Chances are that I will be back at uni next year, that's the way I'm leaning.

So anyway, yesterday was spent wasting time on the internet (damn you facebook and your time-wasting abilities!), and I spent a wee bit of time on Guitar Hero 2, which I haven't played for months. I don't seem to have got worse over that time, but I'm still stuck at the same point. Then I picked Dev up and took him to a park we hadn't been to, which has a long slide down a hill, but it turned out to be nowhere near as long as the one up in Corstorphine. Dev still had a great time, but I was SO unimpressed by the smashed bottles and broken glass by the bottom of the slide. Some people are just so inconsiderate.

Today I plan to do a whole lot of not much and enjoy it. :)

Oct. 25th, 2007

yuna

Quiet

I'm sorry I've been so quiet. I have just finished exams, hanging in at uni only by using all the strength and willpower I have. This semester was a real wake-up call. I shouldn't have even been at uni, I should have stopped and got some rest, because I knew after my last holiday that I hadn't recovered.

But I couldn't withdraw again, people were getting the opinion that I was withdrawing to save face and get only good marks, rather than accept C's. I find this really upsetting, as it's absolutely untrue. I withdraw because I begin to spiral into illness and pushing myself makes recovery harder and harder for me. I know if I push myself too hard I'll lose all of next year, not just the rest of the semester. This semester has been so hard, I only did 2 papers, but one was 70% internally assessed, and the other was 50%, and divided into continual tests and assignments, so I couldn't even get on top of my workload. By the time exams came, I had written down a list of my symptoms, which are exactly the same as when I became extremely sick in high school. But I had no choice but to just complete the semester and stick at it, my doctor continuously lecturing me "C's get degrees" - she didn't understand that it wasn't the marks I was concerned about either.
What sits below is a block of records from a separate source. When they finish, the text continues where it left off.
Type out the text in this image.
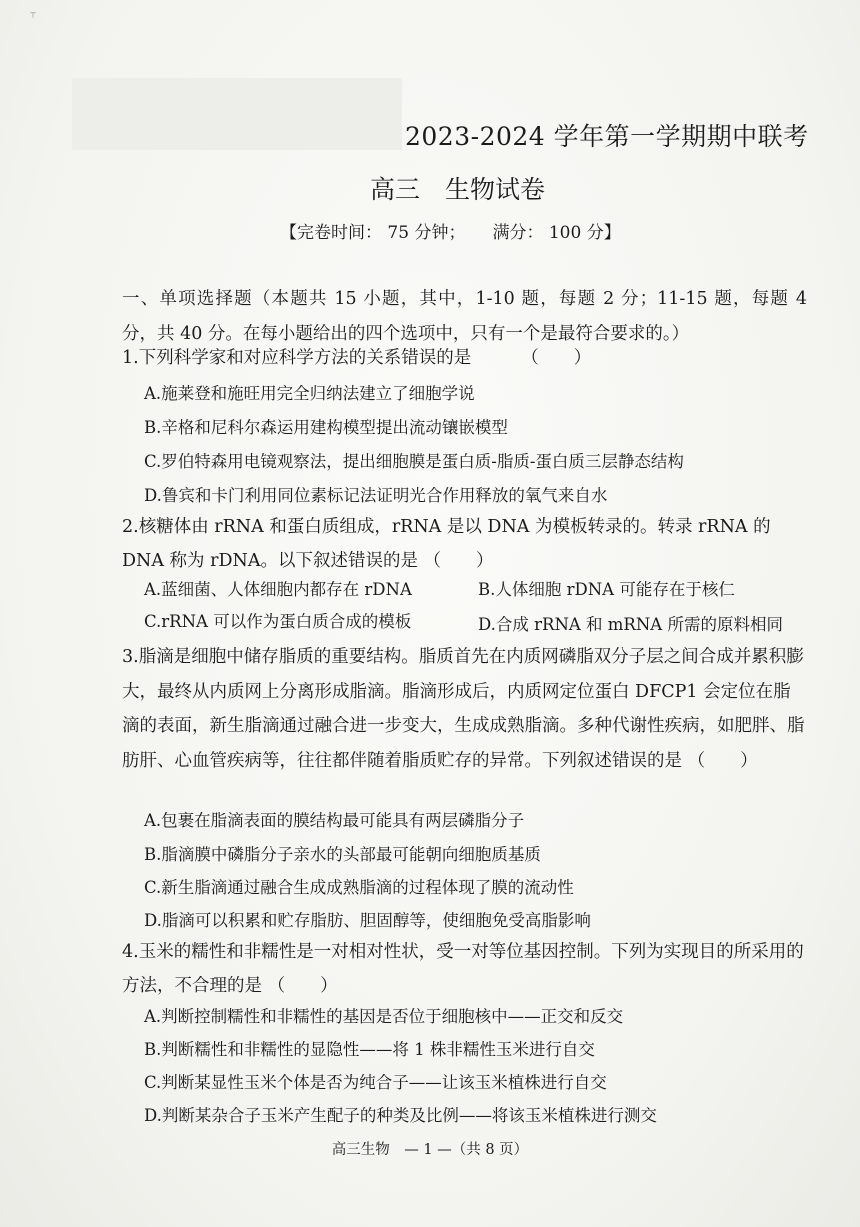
⸆
2023-2024 学年第一学期期中联考
高三　生物试卷
【完卷时间： 75 分钟；     满分： 100 分】
一、单项选择题（本题共 15 小题，其中，1-10 题，每题 2 分；11-15 题，每题 4 分，共 40 分。在每小题给出的四个选项中，只有一个是最符合要求的。）
1.下列科学家和对应科学方法的关系错误的是	（　　）
A.施莱登和施旺用完全归纳法建立了细胞学说
B.辛格和尼科尔森运用建构模型提出流动镶嵌模型
C.罗伯特森用电镜观察法，提出细胞膜是蛋白质-脂质-蛋白质三层静态结构
D.鲁宾和卡门利用同位素标记法证明光合作用释放的氧气来自水
2.核糖体由 rRNA 和蛋白质组成，rRNA 是以 DNA 为模板转录的。转录 rRNA 的 DNA 称为 rDNA。以下叙述错误的是 （　　）
A.蓝细菌、人体细胞内都存在 rDNA	B.人体细胞 rDNA 可能存在于核仁
C.rRNA 可以作为蛋白质合成的模板	D.合成 rRNA 和 mRNA 所需的原料相同
3.脂滴是细胞中储存脂质的重要结构。脂质首先在内质网磷脂双分子层之间合成并累积膨大，最终从内质网上分离形成脂滴。脂滴形成后，内质网定位蛋白 DFCP1 会定位在脂滴的表面，新生脂滴通过融合进一步变大，生成成熟脂滴。多种代谢性疾病，如肥胖、脂肪肝、心血管疾病等，往往都伴随着脂质贮存的异常。下列叙述错误的是 （　　）
A.包裹在脂滴表面的膜结构最可能具有两层磷脂分子
B.脂滴膜中磷脂分子亲水的头部最可能朝向细胞质基质
C.新生脂滴通过融合生成成熟脂滴的过程体现了膜的流动性
D.脂滴可以积累和贮存脂肪、胆固醇等，使细胞免受高脂影响
4.玉米的糯性和非糯性是一对相对性状，受一对等位基因控制。下列为实现目的所采用的方法，不合理的是 （　　）
A.判断控制糯性和非糯性的基因是否位于细胞核中——正交和反交
B.判断糯性和非糯性的显隐性——将 1 株非糯性玉米进行自交
C.判断某显性玉米个体是否为纯合子——让该玉米植株进行自交
D.判断某杂合子玉米产生配子的种类及比例——将该玉米植株进行测交
高三生物　— 1 —（共 8 页）
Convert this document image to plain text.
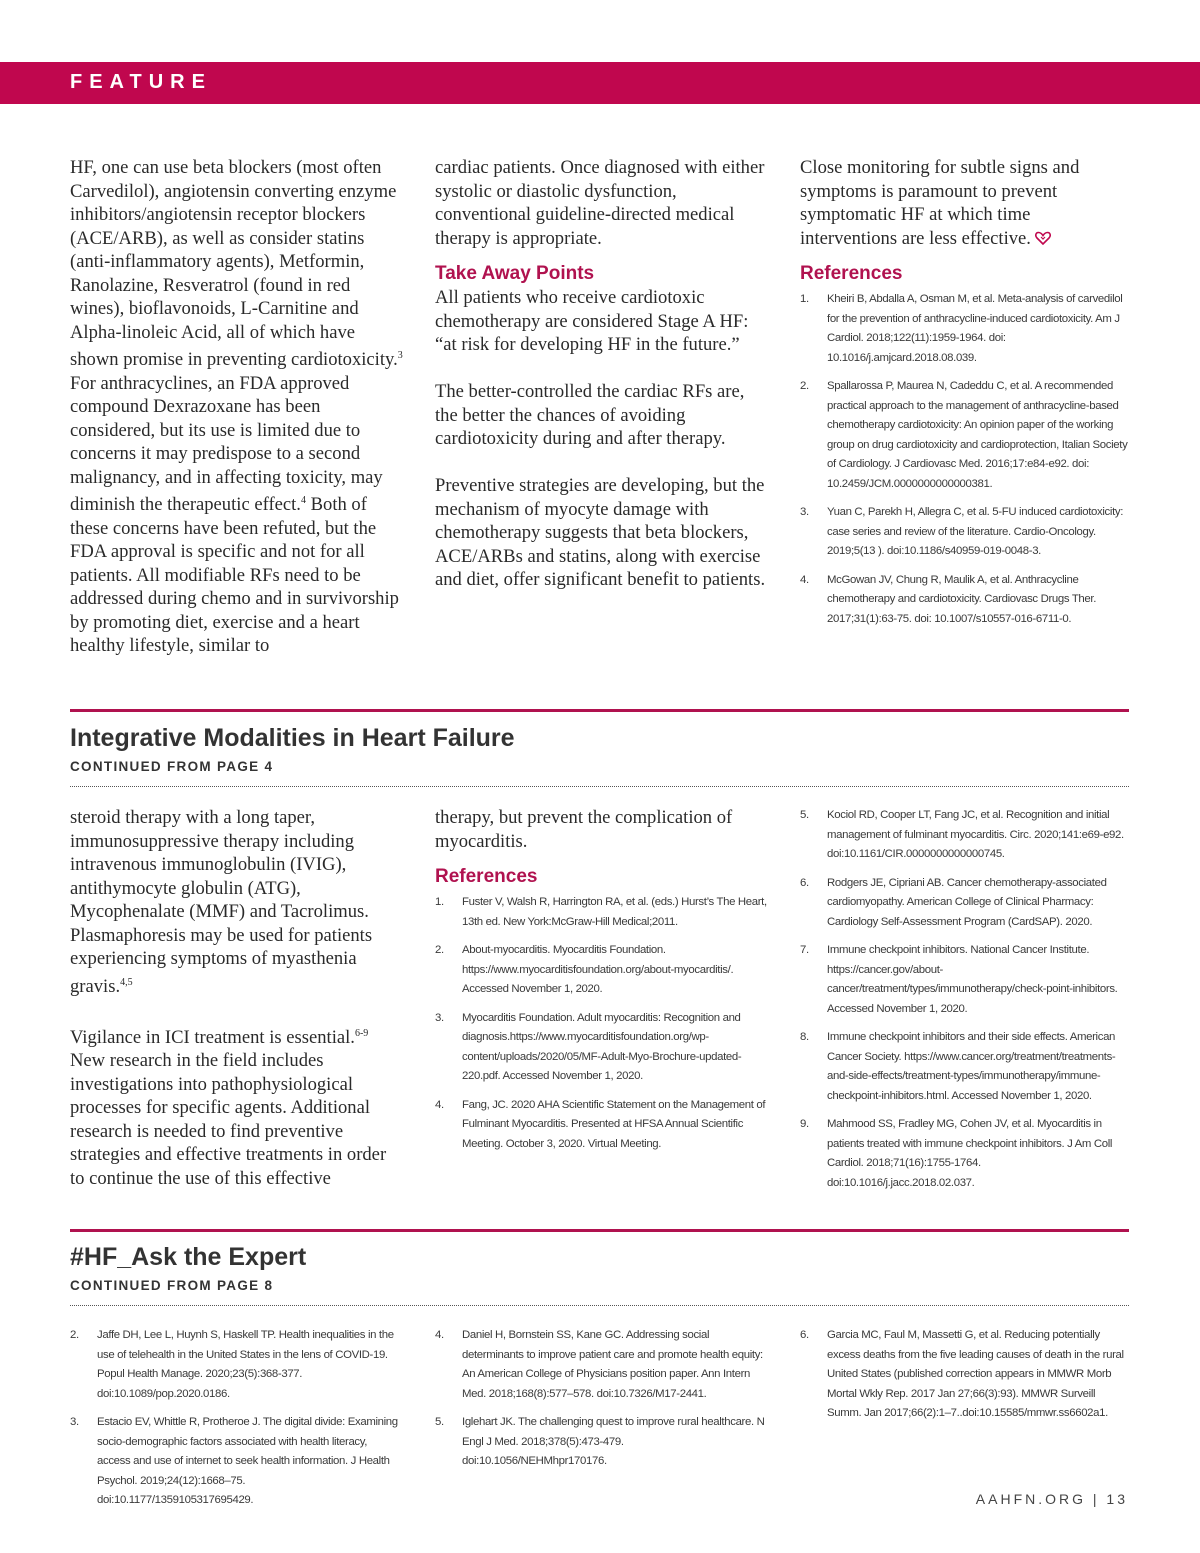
FEATURE

HF, one can use beta blockers (most often Carvedilol), angiotensin converting enzyme inhibitors/angiotensin receptor blockers (ACE/ARB), as well as consider statins (anti-inflammatory agents), Metformin, Ranolazine, Resveratrol (found in red wines), bioflavonoids, L-Carnitine and Alpha-linoleic Acid, all of which have shown promise in preventing cardiotoxicity.$^3$ For anthracyclines, an FDA approved compound Dexrazoxane has been considered, but its use is limited due to concerns it may predispose to a second malignancy, and in affecting toxicity, may diminish the therapeutic effect.$^4$ Both of these concerns have been refuted, but the FDA approval is specific and not for all patients. All modifiable RFs need to be addressed during chemo and in survivorship by promoting diet, exercise and a heart healthy lifestyle, similar to

cardiac patients. Once diagnosed with either systolic or diastolic dysfunction, conventional guideline-directed medical therapy is appropriate.

Take Away Points

All patients who receive cardiotoxic chemotherapy are considered Stage A HF: “at risk for developing HF in the future.”

The better-controlled the cardiac RFs are, the better the chances of avoiding cardiotoxicity during and after therapy.

Preventive strategies are developing, but the mechanism of myocyte damage with chemotherapy suggests that beta blockers, ACE/ARBs and statins, along with exercise and diet, offer significant benefit to patients.

Close monitoring for subtle signs and symptoms is paramount to prevent symptomatic HF at which time interventions are less effective.

References

1. Kheiri B, Abdalla A, Osman M, et al. Meta-analysis of carvedilol for the prevention of anthracycline-induced cardiotoxicity. Am J Cardiol. 2018;122(11):1959-1964. doi: 10.1016/j.amjcard.2018.08.039.
2. Spallarossa P, Maurea N, Cadeddu C, et al. A recommended practical approach to the management of anthracycline-based chemotherapy cardiotoxicity: An opinion paper of the working group on drug cardiotoxicity and cardioprotection, Italian Society of Cardiology. J Cardiovasc Med. 2016;17:e84-e92. doi: 10.2459/JCM.0000000000000381.
3. Yuan C, Parekh H, Allegra C, et al. 5-FU induced cardiotoxicity: case series and review of the literature. Cardio-Oncology. 2019;5(13 ). doi:10.1186/s40959-019-0048-3.
4. McGowan JV, Chung R, Maulik A, et al. Anthracycline chemotherapy and cardiotoxicity. Cardiovasc Drugs Ther. 2017;31(1):63-75. doi: 10.1007/s10557-016-6711-0.
Integrative Modalities in Heart Failure
CONTINUED FROM PAGE 4

steroid therapy with a long taper, immunosuppressive therapy including intravenous immunoglobulin (IVIG), antithymocyte globulin (ATG), Mycophenalate (MMF) and Tacrolimus. Plasmaphoresis may be used for patients experiencing symptoms of myasthenia gravis.$^{4,5}$

Vigilance in ICI treatment is essential.$^{6-9}$ New research in the field includes investigations into pathophysiological processes for specific agents. Additional research is needed to find preventive strategies and effective treatments in order to continue the use of this effective

therapy, but prevent the complication of myocarditis.

References

1. Fuster V, Walsh R, Harrington RA, et al. (eds.) Hurst’s The Heart, 13th ed. New York:McGraw-Hill Medical;2011.
2. About-myocarditis. Myocarditis Foundation. https://www.myocarditisfoundation.org/about-myocarditis/. Accessed November 1, 2020.
3. Myocarditis Foundation. Adult myocarditis: Recognition and diagnosis.https://www.myocarditisfoundation.org/wp-content/uploads/2020/05/MF-Adult-Myo-Brochure-updated-220.pdf. Accessed November 1, 2020.
4. Fang, JC. 2020 AHA Scientific Statement on the Management of Fulminant Myocarditis. Presented at HFSA Annual Scientific Meeting. October 3, 2020. Virtual Meeting.
5. Kociol RD, Cooper LT, Fang JC, et al. Recognition and initial management of fulminant myocarditis. Circ. 2020;141:e69-e92. doi:10.1161/CIR.0000000000000745.
6. Rodgers JE, Cipriani AB. Cancer chemotherapy-associated cardiomyopathy. American College of Clinical Pharmacy: Cardiology Self-Assessment Program (CardSAP). 2020.
7. Immune checkpoint inhibitors. National Cancer Institute. https://cancer.gov/about-cancer/treatment/types/immunotherapy/check-point-inhibitors. Accessed November 1, 2020.
8. Immune checkpoint inhibitors and their side effects. American Cancer Society. https://www.cancer.org/treatment/treatments-and-side-effects/treatment-types/immunotherapy/immune-checkpoint-inhibitors.html. Accessed November 1, 2020.
9. Mahmood SS, Fradley MG, Cohen JV, et al. Myocarditis in patients treated with immune checkpoint inhibitors. J Am Coll Cardiol. 2018;71(16):1755-1764. doi:10.1016/j.jacc.2018.02.037.
#HF_Ask the Expert
CONTINUED FROM PAGE 8
2. Jaffe DH, Lee L, Huynh S, Haskell TP. Health inequalities in the use of telehealth in the United States in the lens of COVID-19. Popul Health Manage. 2020;23(5):368-377. doi:10.1089/pop.2020.0186.
3. Estacio EV, Whittle R, Protheroe J. The digital divide: Examining socio-demographic factors associated with health literacy, access and use of internet to seek health information. J Health Psychol. 2019;24(12):1668–75. doi:10.1177/1359105317695429.
4. Daniel H, Bornstein SS, Kane GC. Addressing social determinants to improve patient care and promote health equity: An American College of Physicians position paper. Ann Intern Med. 2018;168(8):577–578. doi:10.7326/M17-2441.
5. Iglehart JK. The challenging quest to improve rural healthcare. N Engl J Med. 2018;378(5):473-479. doi:10.1056/NEHMhpr170176.
6. Garcia MC, Faul M, Massetti G, et al. Reducing potentially excess deaths from the five leading causes of death in the rural United States (published correction appears in MMWR Morb Mortal Wkly Rep. 2017 Jan 27;66(3):93). MMWR Surveill Summ. Jan 2017;66(2):1–7..doi:10.15585/mmwr.ss6602a1.
AAHFN.ORG | 13
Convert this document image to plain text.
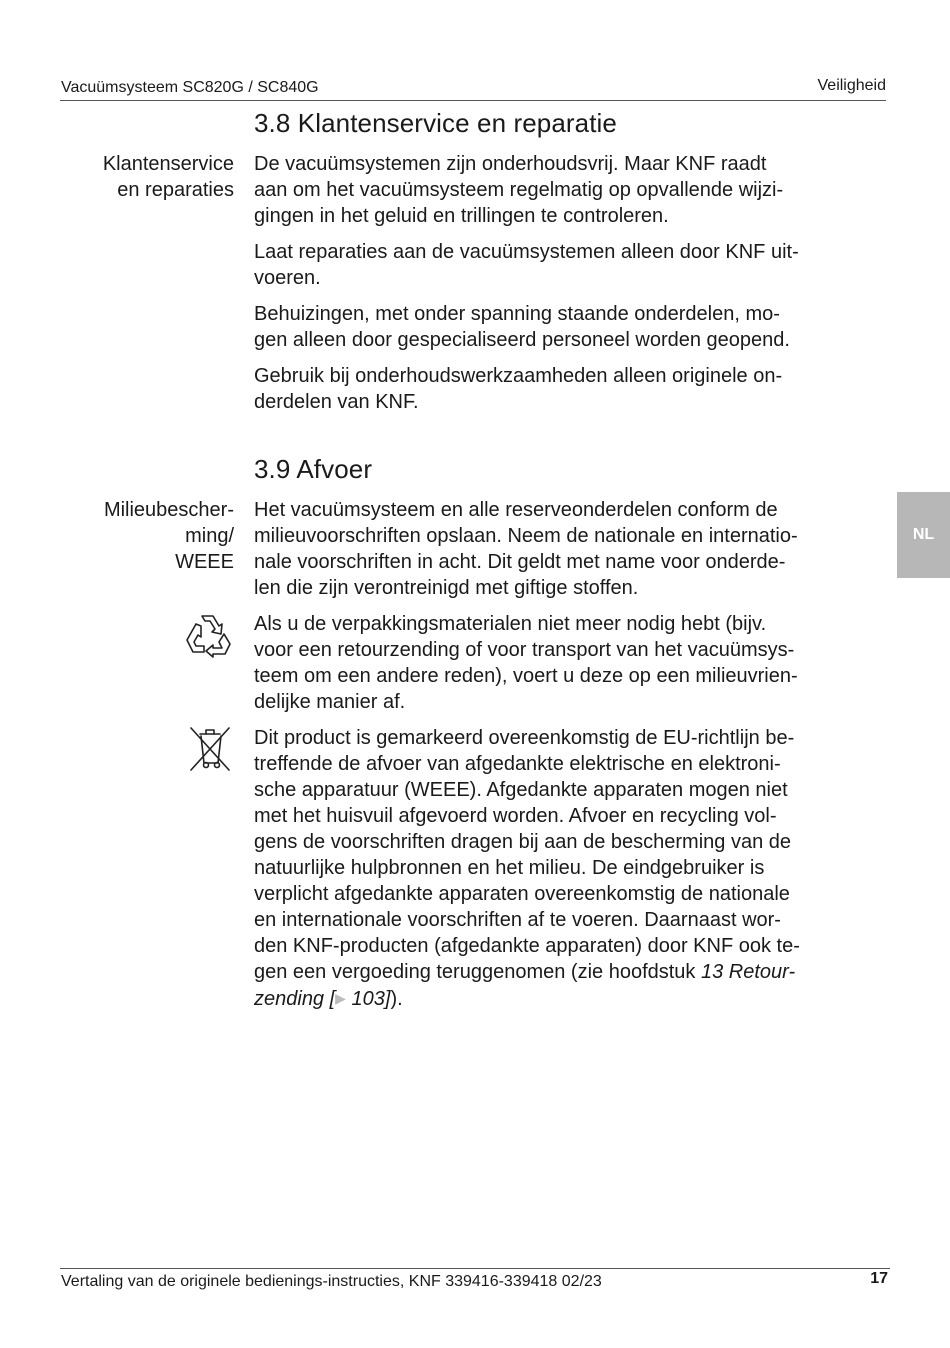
Vacuümsysteem SC820G / SC840G	Veiligheid
3.8 Klantenservice en reparatie
Klantenservice
en reparaties

De vacuümsystemen zijn onderhoudsvrij. Maar KNF raadt
aan om het vacuümsysteem regelmatig op opvallende wijzi-
gingen in het geluid en trillingen te controleren.

Laat reparaties aan de vacuümsystemen alleen door KNF uit-
voeren.

Behuizingen, met onder spanning staande onderdelen, mo-
gen alleen door gespecialiseerd personeel worden geopend.

Gebruik bij onderhoudswerkzaamheden alleen originele on-
derdelen van KNF.

3.9 Afvoer
Milieubescher-
ming/
WEEE
Het vacuümsysteem en alle reserveonderdelen conform de
milieuvoorschriften opslaan. Neem de nationale en internatio-
nale voorschriften in acht. Dit geldt met name voor onderde-
len die zijn verontreinigd met giftige stoffen.
Als u de verpakkingsmaterialen niet meer nodig hebt (bijv.
voor een retourzending of voor transport van het vacuümsys-
teem om een andere reden), voert u deze op een milieuvrien-
delijke manier af.
Dit product is gemarkeerd overeenkomstig de EU-richtlijn be-
treffende de afvoer van afgedankte elektrische en elektroni-
sche apparatuur (WEEE). Afgedankte apparaten mogen niet
met het huisvuil afgevoerd worden. Afvoer en recycling vol-
gens de voorschriften dragen bij aan de bescherming van de
natuurlijke hulpbronnen en het milieu. De eindgebruiker is
verplicht afgedankte apparaten overeenkomstig de nationale
en internationale voorschriften af te voeren. Daarnaast wor-
den KNF-producten (afgedankte apparaten) door KNF ook te-
gen een vergoeding teruggenomen (zie hoofdstuk 13 Retour-
zending [▶ 103]).
NL
Vertaling van de originele bedienings-instructies, KNF 339416-339418 02/23	17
My doctor thinks I have had two severe flus, the second of which I haven't recovered from, which have then caused worsening of my M.E. symptoms, as well as my pain medication making me drowsy and not helping my concentration problems

BUT that's enough of the negative. The positive is that IT'S OVER. I don't know if I can return to Uni next year, my doctor wants me to take first semester off and rest. I will see how I feel in about a month and make a decision whether to re-enrol then. I'm hoping that I'll be okay, and that I am more resiliant than I was 10 years ago, that I've learned something and that I will recover over the holidays.

I will have to make some kind of decision about my future, where I'm going... and that I can't be superwoman and magically change reality.

Jul. 10th, 2007

yuna

Little houses!

These are so cute!! I've never heard of them before: tiny houses.

I don't think I could ever handle living in one though. :p After my last flat!